- Vengola Location in Kerala, India Vengola Vengola (India)
- Coordinates: 10°04′55″N 76°28′01″E﻿ / ﻿10.082°N 76.467°E
- Country: India
- State: Kerala
- District: Ernakulam

Government
- • Body: Panchayat

Population (2011)
- • Total: 32,697

Languages
- • Official: Malayalam, English
- Time zone: UTC+5:30 (IST)
- PIN: 683556 (shared with Allapra and Valayanchirangara)
- Telephone code: 0484
- Vehicle registration: KL 40
- Nearest city: Perumbavoor
- Lok Sabha constituency: Chalakudy
- Vidhan Sabha constituency: Perumbavoor
- Civic agency: Panchayat

= Vengola =

Vengola is a Panchayat and Village in Kunnathunad Taluk of Ernakulam district in the Indian state of Kerala.
It lies in the bus route from Perumbavoor to Kolenchery.
Nearby villages are Kizhakkambalam (4.4 km), Vadavucode/Puthencruz (6.4 km), Kunnathunad (6.4 km), Rayamangalam (6.9 km), Choornikkara (7.1 km), Vazhakulam (2.7 km).

==Demographics==
As of 2011 India census, Vengola had a population of 32697 with 16584 males and 16113 females in a total of 7791 households.
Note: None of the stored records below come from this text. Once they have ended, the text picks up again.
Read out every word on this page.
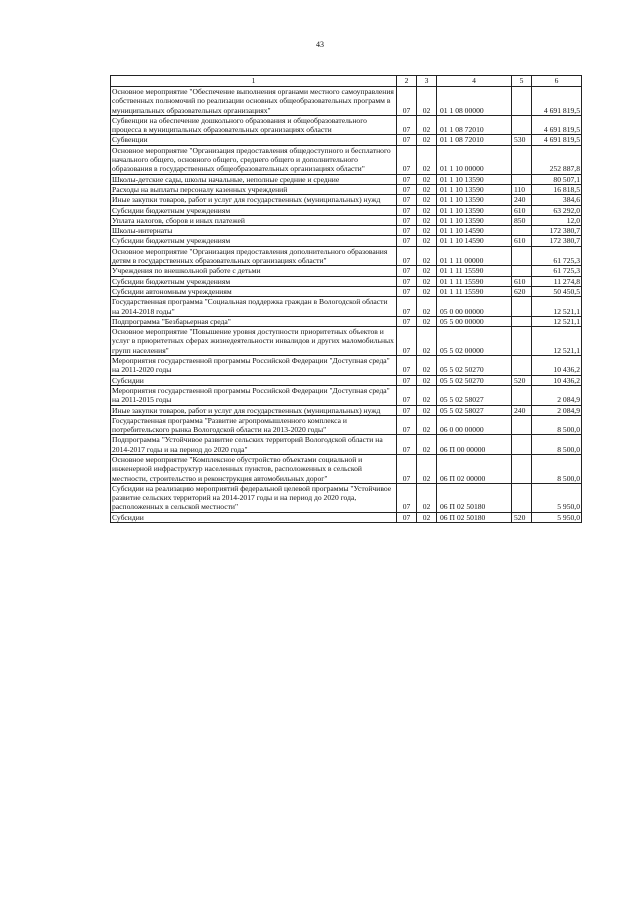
43
1	2	3	4	5	6
Основное мероприятие "Обеспечение выполнения органами местного самоуправления собственных полномочий по реализации основных общеобразовательных программ в муниципальных образовательных организациях"	07	02	01 1 08 00000		4 691 819,5
Субвенции на обеспечение дошкольного образования и общеобразовательного процесса в муниципальных образовательных организациях области	07	02	01 1 08 72010		4 691 819,5
Субвенции	07	02	01 1 08 72010	530	4 691 819,5
Основное мероприятие "Организация предоставления общедоступного и бесплатного начального общего, основного общего, среднего общего и дополнительного образования в государственных общеобразовательных организациях области"	07	02	01 1 10 00000		252 887,8
Школы-детские сады, школы начальные, неполные средние и средние	07	02	01 1 10 13590		80 507,1
Расходы на выплаты персоналу казенных учреждений	07	02	01 1 10 13590	110	16 818,5
Иные закупки товаров, работ и услуг для государственных (муниципальных) нужд	07	02	01 1 10 13590	240	384,6
Субсидии бюджетным учреждениям	07	02	01 1 10 13590	610	63 292,0
Уплата налогов, сборов и иных платежей	07	02	01 1 10 13590	850	12,0
Школы-интернаты	07	02	01 1 10 14590		172 380,7
Субсидии бюджетным учреждениям	07	02	01 1 10 14590	610	172 380,7
Основное мероприятие "Организация предоставления дополнительного образования детям в государственных образовательных организациях области"	07	02	01 1 11 00000		61 725,3
Учреждения по внешкольной работе с детьми	07	02	01 1 11 15590		61 725,3
Субсидии бюджетным учреждениям	07	02	01 1 11 15590	610	11 274,8
Субсидии автономным учреждениям	07	02	01 1 11 15590	620	50 450,5
Государственная программа "Социальная поддержка граждан в Вологодской области на 2014-2018 годы"	07	02	05 0 00 00000		12 521,1
Подпрограмма "Безбарьерная среда"	07	02	05 5 00 00000		12 521,1
Основное мероприятие "Повышение уровня доступности приоритетных объектов и услуг в приоритетных сферах жизнедеятельности инвалидов и других маломобильных групп населения"	07	02	05 5 02 00000		12 521,1
Мероприятия государственной программы Российской Федерации "Доступная среда" на 2011-2020 годы	07	02	05 5 02 50270		10 436,2
Субсидии	07	02	05 5 02 50270	520	10 436,2
Мероприятия государственной программы Российской Федерации "Доступная среда" на 2011-2015 годы	07	02	05 5 02 58027		2 084,9
Иные закупки товаров, работ и услуг для государственных (муниципальных) нужд	07	02	05 5 02 58027	240	2 084,9
Государственная программа "Развитие агропромышленного комплекса и потребительского рынка Вологодской области на 2013-2020 годы"	07	02	06 0 00 00000		8 500,0
Подпрограмма "Устойчивое развитие сельских территорий Вологодской области на 2014-2017 годы и на период до 2020 года"	07	02	06 П 00 00000		8 500,0
Основное мероприятие "Комплексное обустройство объектами социальной и инженерной инфраструктур населенных пунктов, расположенных в сельской местности, строительство и реконструкция автомобильных дорог"	07	02	06 П 02 00000		8 500,0
Субсидии на реализацию мероприятий федеральной целевой программы "Устойчивое развитие сельских территорий на 2014-2017 годы и на период до 2020 года, расположенных в сельской местности"	07	02	06 П 02 50180		5 950,0
Субсидии	07	02	06 П 02 50180	520	5 950,0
According to the same census, the total number of literates in the village is 27507 (14233 males and 13274 females), bringing the total literacy rate to 84.12%. The majority of people living in vengola are Syrian Christians.

== Institutions ==

=== Banks ===
1. Union Bank of India, Arakkapady (Vengola), IFSC code: UBIN0537888.
2. State Bank of India, Keezhmad, IFSC code: SBIN0070378, MICR code: Waiting.
3. State Bank of India, Kizhakkambalam, IFSC code: SBIN0070425.
4. Federal Bank, Kizhakkambalam, IFSC code: FDRL0001035.
5. Federal Bank, Vengola, IFSC code: FDRL0001824.